Percebe que não “aconteceu” nada? Nenhuma perda, tragédia, estalo, virada de chave. Nenhum episódio bombástico, marcante. Era somente uma jovem olhando para dentro de si e entendendo como havia chegado até ali.
Importante deixar claro que meus pais foram e são extremamente presentes, afetuosos, dedicados. Que nunca me aconteceu nada grande, sério. E ainda assim a avalanche veio. Como vem para todo mundo em algum (ou alguns) momentos da vida. Estranho seria se não viesse.
Se nos mantivéssemos iguaizinhos do início ao fim, com as mesmas ações e convicções, sem nenhum questionamento.
Mudar, evoluir e se transformar faz parte da vida. Olhar para si mesmo dói, é trabalhoso e cansativo. É muito mais fácil falar sobre os outros, julgar como espectador, analisar como se assistíssemos a um filme. Mas quando a responsabilidade e as consequências são suas, tudo muda.
É uma jornada longa, árdua, com altos e baixos, mas não encontrei um caminho mais eficaz para ser livre e feliz de verdade.
Hoje consigo me posicionar de uma maneira bastante tranquila e considero que essa conquista libertadora tem duas bases principais: saber meus valores e não ter medo de mudar de opinião.
Eu já fui a favor do aborto.

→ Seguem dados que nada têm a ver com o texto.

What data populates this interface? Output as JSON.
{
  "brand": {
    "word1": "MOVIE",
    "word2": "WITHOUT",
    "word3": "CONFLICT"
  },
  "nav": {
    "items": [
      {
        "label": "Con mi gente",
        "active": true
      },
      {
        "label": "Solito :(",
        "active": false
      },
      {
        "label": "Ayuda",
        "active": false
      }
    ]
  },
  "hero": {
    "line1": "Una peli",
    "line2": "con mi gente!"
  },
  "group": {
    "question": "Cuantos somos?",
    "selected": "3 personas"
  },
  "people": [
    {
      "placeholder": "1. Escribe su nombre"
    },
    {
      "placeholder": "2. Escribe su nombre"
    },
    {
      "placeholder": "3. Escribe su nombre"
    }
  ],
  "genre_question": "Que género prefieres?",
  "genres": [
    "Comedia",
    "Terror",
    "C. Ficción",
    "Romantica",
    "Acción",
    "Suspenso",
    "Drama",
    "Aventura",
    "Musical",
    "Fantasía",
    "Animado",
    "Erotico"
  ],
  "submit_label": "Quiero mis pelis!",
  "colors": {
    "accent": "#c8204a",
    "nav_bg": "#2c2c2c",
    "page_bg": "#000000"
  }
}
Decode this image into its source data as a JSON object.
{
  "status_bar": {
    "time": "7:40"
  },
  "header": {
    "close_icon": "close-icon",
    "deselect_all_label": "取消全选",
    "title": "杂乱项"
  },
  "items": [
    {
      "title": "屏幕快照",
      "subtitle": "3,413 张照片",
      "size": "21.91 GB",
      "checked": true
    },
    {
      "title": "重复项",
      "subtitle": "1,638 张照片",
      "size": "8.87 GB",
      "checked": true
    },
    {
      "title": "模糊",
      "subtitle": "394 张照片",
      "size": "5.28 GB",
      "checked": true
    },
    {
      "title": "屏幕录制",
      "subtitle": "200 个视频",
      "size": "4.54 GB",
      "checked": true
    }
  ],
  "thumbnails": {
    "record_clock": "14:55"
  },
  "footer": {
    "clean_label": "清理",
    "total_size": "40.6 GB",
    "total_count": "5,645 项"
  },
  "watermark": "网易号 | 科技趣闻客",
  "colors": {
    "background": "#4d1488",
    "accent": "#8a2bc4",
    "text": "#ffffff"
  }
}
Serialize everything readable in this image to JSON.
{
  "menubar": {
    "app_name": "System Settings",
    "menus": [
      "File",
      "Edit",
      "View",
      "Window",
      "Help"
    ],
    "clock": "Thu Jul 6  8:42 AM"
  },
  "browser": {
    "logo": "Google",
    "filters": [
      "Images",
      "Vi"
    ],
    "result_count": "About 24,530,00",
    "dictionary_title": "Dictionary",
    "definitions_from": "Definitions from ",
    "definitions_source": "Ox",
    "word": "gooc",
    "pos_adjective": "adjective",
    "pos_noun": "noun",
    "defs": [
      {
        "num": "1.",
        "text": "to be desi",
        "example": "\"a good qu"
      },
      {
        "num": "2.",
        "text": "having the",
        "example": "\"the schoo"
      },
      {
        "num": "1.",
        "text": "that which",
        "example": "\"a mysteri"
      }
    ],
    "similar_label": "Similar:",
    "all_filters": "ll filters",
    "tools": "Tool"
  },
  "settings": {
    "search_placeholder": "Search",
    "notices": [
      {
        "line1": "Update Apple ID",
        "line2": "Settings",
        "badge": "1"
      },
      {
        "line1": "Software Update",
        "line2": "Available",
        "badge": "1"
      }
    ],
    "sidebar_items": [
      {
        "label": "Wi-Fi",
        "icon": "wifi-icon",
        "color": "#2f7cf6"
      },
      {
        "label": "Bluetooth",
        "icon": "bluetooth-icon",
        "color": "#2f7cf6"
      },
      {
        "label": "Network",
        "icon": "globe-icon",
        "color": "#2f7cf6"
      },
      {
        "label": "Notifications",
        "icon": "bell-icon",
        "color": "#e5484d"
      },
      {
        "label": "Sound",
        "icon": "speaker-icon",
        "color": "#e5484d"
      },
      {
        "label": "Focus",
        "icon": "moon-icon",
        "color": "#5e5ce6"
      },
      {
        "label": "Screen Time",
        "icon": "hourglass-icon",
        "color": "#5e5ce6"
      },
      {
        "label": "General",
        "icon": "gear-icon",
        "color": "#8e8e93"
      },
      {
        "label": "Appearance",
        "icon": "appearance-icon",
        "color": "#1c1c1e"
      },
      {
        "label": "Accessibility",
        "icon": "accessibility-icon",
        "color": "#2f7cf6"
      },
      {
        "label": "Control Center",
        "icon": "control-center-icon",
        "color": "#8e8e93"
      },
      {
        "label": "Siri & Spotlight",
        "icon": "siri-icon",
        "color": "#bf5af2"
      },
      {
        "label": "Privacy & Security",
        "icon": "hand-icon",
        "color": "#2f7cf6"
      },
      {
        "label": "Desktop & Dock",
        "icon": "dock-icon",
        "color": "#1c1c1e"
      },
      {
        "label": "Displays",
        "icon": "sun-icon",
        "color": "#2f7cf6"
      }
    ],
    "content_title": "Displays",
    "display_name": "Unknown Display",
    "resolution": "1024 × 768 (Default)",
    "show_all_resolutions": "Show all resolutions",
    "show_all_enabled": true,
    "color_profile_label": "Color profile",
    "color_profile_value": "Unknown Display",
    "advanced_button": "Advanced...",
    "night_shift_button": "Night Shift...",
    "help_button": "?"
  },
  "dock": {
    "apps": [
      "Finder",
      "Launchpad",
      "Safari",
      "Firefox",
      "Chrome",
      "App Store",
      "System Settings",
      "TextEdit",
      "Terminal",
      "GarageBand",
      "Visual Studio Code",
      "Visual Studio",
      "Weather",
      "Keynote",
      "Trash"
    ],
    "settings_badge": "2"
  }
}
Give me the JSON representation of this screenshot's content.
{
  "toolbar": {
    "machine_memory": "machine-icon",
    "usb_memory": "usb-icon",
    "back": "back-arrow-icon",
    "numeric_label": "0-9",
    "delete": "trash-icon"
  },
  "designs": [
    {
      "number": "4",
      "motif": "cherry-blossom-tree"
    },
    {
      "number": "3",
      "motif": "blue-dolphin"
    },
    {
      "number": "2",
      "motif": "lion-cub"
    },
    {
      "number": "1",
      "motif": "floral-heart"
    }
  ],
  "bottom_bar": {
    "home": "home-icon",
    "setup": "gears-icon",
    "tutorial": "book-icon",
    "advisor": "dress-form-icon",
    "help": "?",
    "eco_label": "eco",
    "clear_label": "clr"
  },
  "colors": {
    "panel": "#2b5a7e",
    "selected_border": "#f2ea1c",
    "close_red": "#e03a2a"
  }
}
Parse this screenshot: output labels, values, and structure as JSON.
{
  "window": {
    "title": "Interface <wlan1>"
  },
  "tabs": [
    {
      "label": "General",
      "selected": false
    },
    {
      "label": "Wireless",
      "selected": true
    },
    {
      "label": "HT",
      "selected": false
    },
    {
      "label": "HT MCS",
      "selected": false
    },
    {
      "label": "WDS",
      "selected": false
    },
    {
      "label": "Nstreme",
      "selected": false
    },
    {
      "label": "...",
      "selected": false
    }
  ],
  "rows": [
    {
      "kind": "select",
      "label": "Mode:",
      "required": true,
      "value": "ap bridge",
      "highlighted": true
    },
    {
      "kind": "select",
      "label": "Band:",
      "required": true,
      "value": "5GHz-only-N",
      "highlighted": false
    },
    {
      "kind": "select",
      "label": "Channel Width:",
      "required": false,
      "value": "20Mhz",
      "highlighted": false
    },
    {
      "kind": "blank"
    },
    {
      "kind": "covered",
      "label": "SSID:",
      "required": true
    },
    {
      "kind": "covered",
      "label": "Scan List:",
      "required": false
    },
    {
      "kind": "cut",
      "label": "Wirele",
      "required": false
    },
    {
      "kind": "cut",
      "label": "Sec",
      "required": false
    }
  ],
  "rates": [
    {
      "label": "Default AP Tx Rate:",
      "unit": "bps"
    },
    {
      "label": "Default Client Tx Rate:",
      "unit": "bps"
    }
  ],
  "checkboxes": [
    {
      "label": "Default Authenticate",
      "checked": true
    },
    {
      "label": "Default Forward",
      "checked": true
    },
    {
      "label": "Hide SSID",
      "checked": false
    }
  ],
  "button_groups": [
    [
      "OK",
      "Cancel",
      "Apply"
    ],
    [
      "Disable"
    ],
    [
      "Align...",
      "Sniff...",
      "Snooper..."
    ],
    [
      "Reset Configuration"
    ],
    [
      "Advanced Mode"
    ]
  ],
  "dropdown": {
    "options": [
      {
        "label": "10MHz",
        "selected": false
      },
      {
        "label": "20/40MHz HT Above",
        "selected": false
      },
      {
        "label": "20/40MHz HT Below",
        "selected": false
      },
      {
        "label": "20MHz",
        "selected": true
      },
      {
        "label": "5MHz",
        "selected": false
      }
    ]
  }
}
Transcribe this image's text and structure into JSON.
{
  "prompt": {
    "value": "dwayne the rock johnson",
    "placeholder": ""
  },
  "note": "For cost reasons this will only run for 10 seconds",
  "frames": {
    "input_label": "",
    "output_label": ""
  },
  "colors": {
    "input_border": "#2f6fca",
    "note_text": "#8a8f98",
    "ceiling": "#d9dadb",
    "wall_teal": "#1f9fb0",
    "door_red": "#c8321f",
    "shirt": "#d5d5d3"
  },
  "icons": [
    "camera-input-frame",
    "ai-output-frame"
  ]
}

Eu já não quis ter filhos. Eu já achei que feminismo era equilíbrio, que homem e mulher deveriam ter, ser e fazer tudo igualzinho, 50/50. Que só era gordo quem era preguiçoso. Que criança falando alto ou se mexendo demais era incompetência dos pais. Eu já pensei que precisaria morrer com as certezas que aquela menina durona havia construído.
Quando eu precisava ter todas as respostas e convicções inabaláveis, era refém de mim mesma.
Eu não nasci pronta. Fui e sou diariamente moldada por suor, lágrimas e sangue, nessa ordem. Autoanálise constante.
À medida que explorei meus sentimentos e pensamentos mais profundos, fui desafiada a questionar crenças e valores arraigados. Doloroso, confuso e necessário.
Hoje, olho para trás e vejo como evoluí, como compreendi e abracei a complexidade da vida e das relações humanas. Mudança não é sinal de fraqueza, mas de coragem. Aceitar que estou em constante evolução me permite abraçar a incerteza e encontrar espaço para a tão desejada leveza.